I also realized that I could roll the loop more fully AND avoid division by zero by naming the input arguments more cleverly:
To decide what number is the greatest common factor of (candidate - a number) and (old remainder - a number):
while the old remainder is greater than 0:
let the new remainder be the remainder after dividing the candidate by the old remainder;
Now the candidate is the old remainder;
Now the old remainder is the new remainder;
decide on the candidate.
I like to use “now” because then I know that I’m reusing existing variables as opposed to new ones. But in general I like languages like Python where you don’t have to declare variables at all most of the time.
[code]To decide what number is the greatest common factor of (a - a number) and (b - a number):
while a is not 0:
now b be the remainder after dividing b by a;
if b is 0, decide on a;
now a be the remainder after dividing a by b;
decide on b;
or
To decide what number is the greatest common factor of (a - a number) and (b - a number):
forever: [or while 1 is 1, if I7 lacks this]
if a is 0, decide on b;
now b be the remainder after dividing b by a;
if b is 0, decide on a;
now a be the remainder after dividing a by b;
[/code]
Yeah, I think that’s why I7 introduced the concept of “Equations”, to address this issue. Having said that, I haven’t been able to find an opportunity to use equations except to create examples of how to use equations.
And even then it’s pretty limited. It can’t do the quadratic equation, for example.
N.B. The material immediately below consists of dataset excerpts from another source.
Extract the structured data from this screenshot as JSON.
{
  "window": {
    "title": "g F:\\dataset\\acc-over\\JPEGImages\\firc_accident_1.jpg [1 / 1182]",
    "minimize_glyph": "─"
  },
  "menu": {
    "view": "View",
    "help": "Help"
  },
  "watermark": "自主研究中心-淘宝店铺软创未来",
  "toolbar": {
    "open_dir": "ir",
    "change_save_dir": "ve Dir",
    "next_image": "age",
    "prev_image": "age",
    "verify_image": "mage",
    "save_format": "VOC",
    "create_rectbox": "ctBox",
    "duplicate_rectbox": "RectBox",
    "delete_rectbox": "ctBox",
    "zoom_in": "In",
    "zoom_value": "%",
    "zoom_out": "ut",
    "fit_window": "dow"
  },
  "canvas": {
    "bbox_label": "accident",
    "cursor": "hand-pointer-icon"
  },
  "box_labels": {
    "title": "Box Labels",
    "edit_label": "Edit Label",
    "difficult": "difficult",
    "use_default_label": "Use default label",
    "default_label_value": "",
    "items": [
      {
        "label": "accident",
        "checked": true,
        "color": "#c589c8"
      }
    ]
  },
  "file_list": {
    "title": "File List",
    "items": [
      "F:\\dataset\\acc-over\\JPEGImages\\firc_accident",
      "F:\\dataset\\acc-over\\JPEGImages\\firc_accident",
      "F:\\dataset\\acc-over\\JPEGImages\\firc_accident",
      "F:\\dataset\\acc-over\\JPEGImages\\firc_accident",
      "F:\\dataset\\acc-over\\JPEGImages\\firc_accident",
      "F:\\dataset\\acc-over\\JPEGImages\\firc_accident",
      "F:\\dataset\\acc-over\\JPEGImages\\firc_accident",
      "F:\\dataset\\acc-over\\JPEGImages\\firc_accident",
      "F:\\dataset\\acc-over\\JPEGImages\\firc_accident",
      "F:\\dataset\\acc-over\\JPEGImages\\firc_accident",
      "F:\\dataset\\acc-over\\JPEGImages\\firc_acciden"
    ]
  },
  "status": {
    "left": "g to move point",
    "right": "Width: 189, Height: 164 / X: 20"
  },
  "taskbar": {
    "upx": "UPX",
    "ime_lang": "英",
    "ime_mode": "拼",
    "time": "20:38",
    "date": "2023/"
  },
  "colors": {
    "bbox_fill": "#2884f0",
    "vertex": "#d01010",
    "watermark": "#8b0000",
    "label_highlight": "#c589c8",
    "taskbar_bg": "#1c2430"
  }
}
My current project actually has a perfect application for equations, but I found that I couldn’t use them because of the lack of fractional math. I needed to have accurate fractional multipliers and divisors to arrive at the solutions for many of the equations. I could have gotten there by refactoring the equations, I suppose, but they were already complex enough for my little brain. (I ended up using a phrase structure, which let me use Fixed Point Maths to take care of the fractional values. But Inform’s general disregard for the rules of precedence then meant I spent many hours adding parentheses to make all precedence explicit.)
If and when the Inform library gets support for the Glulx floating point spec, equations might become at least slightly useful.